I gave him the details, as far as I knew them. No doubt the Wart had already got Drusus's doctor Eudemus. And Lygdus; but I tried not to think about that.

'Then we've made a clean sweep.' He grinned again. 'Cleared the nest out. And the credit, my boy, is entirely yours.'

I shifted on my couch. 'A clean sweep?'

'You didn't know that either? About Sejanus's children?'

I felt Perilla stiffen. Oh, Jupiter! Jupiter, no! 'What about the children?' I said. There were three of them, two boys and a girl.

'They were executed,' Lamia said. 'Two days ago, by order of the senate. The mother committed suicide.' He paused. 'A genuine suicide. We had no quarrel with her, and she and Sejanus had been divorced for years, of course; but she seemed to find it necessary.'

My brain had gone numb. I said, and heard my voice saying from very far away: 'The daughter couldn't've been more than twelve. A virgin. The law doesn't allow the execution of a virgin who's also a minor. Your bloody senate knows that.'

Lamia had the grace to drop his eyes. 'The law was not broken, Valerius Corvinus. The executioner…remedied matters before he strangled her.'

Perilla gasped. I looked at her. Her whitened knuckles were pressed hard against her teeth, and I could see blood between them.

Gods. Oh sweet, suffering gods. The bile rushed into my throat, and I forced it down.

'Get out,' I said softly. 'Get your stinking, fucking broad-striper carcass out of my house. Or I swear to you, Lamia, I'll kill you where you lie.'

He was staring at me, the eyes bright in his skull-like face. 'But we had to do it, my boy,' he said. 'We couldn't let them live. Not Sejanus's children.'

Bathyllus was standing frozen with the wine jug in his hand. I didn't dare speak, I only pointed. Bathyllus helped the old man off his couch and led him to the door. There, Lamia turned.

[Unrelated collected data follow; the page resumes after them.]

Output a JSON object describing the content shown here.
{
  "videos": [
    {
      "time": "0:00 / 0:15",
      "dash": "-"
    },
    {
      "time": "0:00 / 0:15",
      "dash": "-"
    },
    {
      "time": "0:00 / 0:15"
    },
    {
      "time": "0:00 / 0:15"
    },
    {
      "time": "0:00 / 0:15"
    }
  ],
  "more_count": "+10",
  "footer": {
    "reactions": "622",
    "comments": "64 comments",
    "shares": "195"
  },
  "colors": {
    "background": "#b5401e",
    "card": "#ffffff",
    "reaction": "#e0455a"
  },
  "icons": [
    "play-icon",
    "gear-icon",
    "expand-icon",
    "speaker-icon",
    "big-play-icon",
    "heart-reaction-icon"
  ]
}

'It had to be done,' he said. 'For the good of Rome.'

When he'd gone I went over to Perilla's couch and lay down with her. We hugged each other for a long time, and I let her sob herself quiet against my shoulder while I stared into nothing.

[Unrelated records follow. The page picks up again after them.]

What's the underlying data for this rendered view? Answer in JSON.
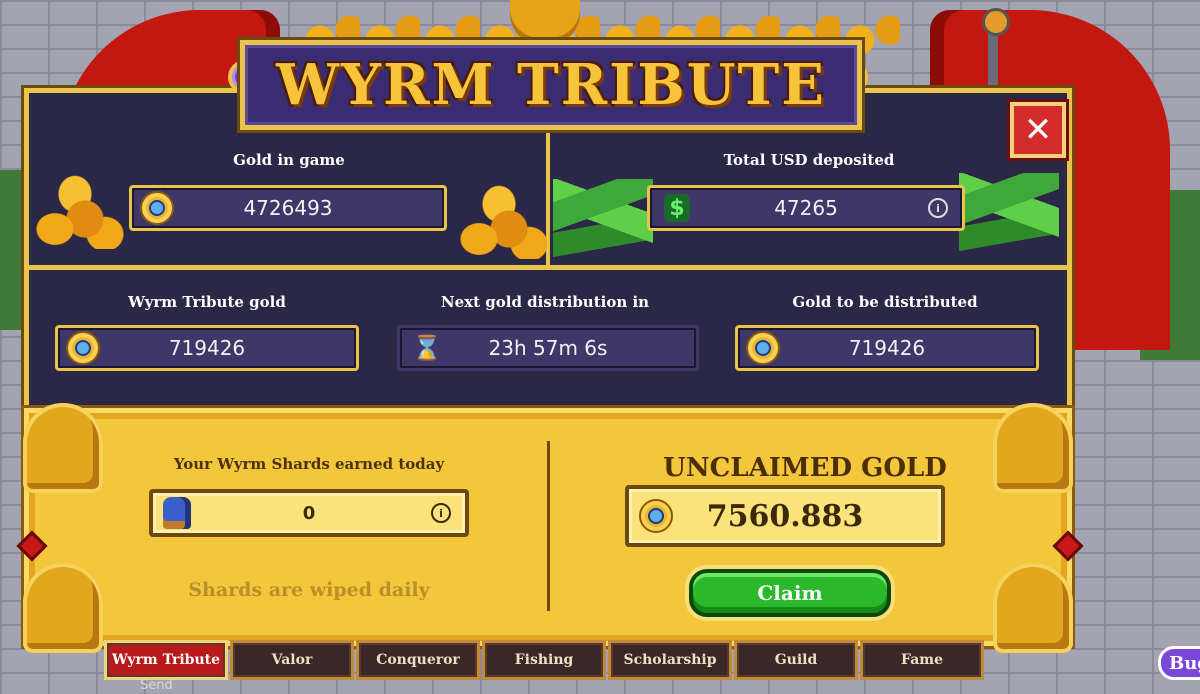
{
  "title": "WYRM TRIBUTE",
  "stats_top": {
    "gold_in_game": {
      "label": "Gold in game",
      "value": "4726493",
      "icon": "coin-icon"
    },
    "total_usd": {
      "label": "Total USD deposited",
      "value": "47265",
      "icon": "dollar-icon"
    }
  },
  "stats_mid": {
    "wyrm_tribute_gold": {
      "label": "Wyrm Tribute gold",
      "value": "719426",
      "icon": "coin-icon"
    },
    "next_distribution": {
      "label": "Next gold distribution in",
      "value": "23h 57m 6s",
      "icon": "hourglass-icon"
    },
    "gold_to_distribute": {
      "label": "Gold to be distributed",
      "value": "719426",
      "icon": "coin-icon"
    }
  },
  "shards": {
    "label": "Your Wyrm Shards earned today",
    "value": "0",
    "note": "Shards are wiped daily"
  },
  "unclaimed": {
    "title": "UNCLAIMED GOLD",
    "value": "7560.883",
    "claim_label": "Claim"
  },
  "close_label": "✕",
  "info_glyph": "i",
  "tabs": [
    {
      "label": "Wyrm Tribute",
      "active": true
    },
    {
      "label": "Valor",
      "active": false
    },
    {
      "label": "Conqueror",
      "active": false
    },
    {
      "label": "Fishing",
      "active": false
    },
    {
      "label": "Scholarship",
      "active": false
    },
    {
      "label": "Guild",
      "active": false
    },
    {
      "label": "Fame",
      "active": false
    }
  ],
  "bug_button": "Bug",
  "chat_send": "Send",
  "colors": {
    "panel_bg": "#2b2746",
    "gold_border": "#e9c34a",
    "gold_panel": "#f3c63c",
    "claim_green": "#2bb82b",
    "active_tab": "#b81a1a"
  }
}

The credit is entirely yours. We had to do it, for the good of Rome.

The good of Rome. Oh, Jupiter. The kid hadn't been Marilla's age, and she'd died for the good of Rome…

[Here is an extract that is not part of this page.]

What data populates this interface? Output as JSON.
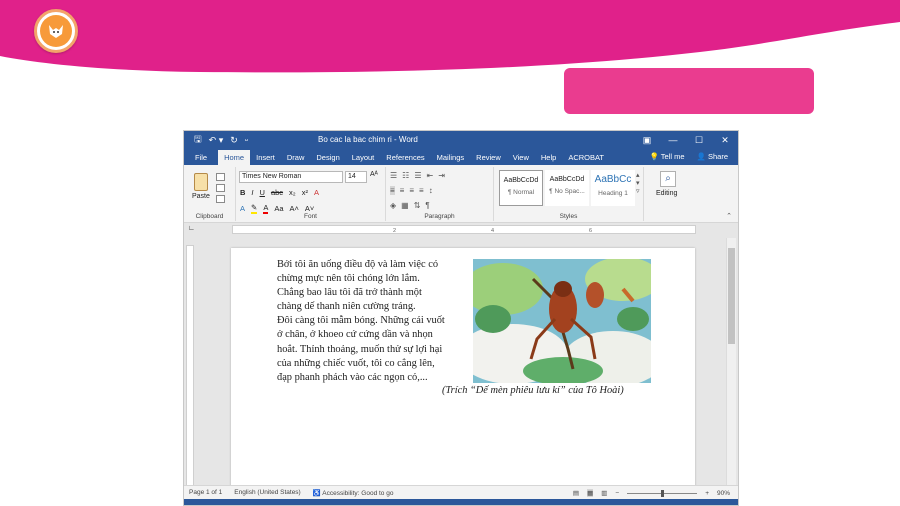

There was nothing I could do, not now. Tomorrow I'd get Bathyllus to check the sailings to Piraeus. It was nearly the end of the season, but there would be something. If necessary I'd get the Wart to lend me a fucking warship: he owed me that, at least, and he'd probably do it just to be rid of me. We could sell the house through an agent. Palatine properties sold easy, and I knew I'd never want to see Rome again. Not ever.

Marilla…

Her father would get the Rock, that was certain: even these days it was the statutory penalty for incest, unless the guy had clout, and Marius had no clout left with Sejanus gone. And now the god-rotting senate had found a new taste for blood they'd vote him it nem. con. Sure, she still had family in Spain, but after what she'd said about her uncle I'd fight that to the death. Further.

'Hey, lady,' I said gently. Perilla stirred. She'd stopped crying now, but her face was still pressed hard into my tunic. 'How does Valeria Marilla sound for a name?'

There was no answer. I hadn't expected one; not yet, not this early. We'd have to give it time. Maybe lots of time.

It wouldn't lay all the ghosts, sure; but then I doubted if anything ever would.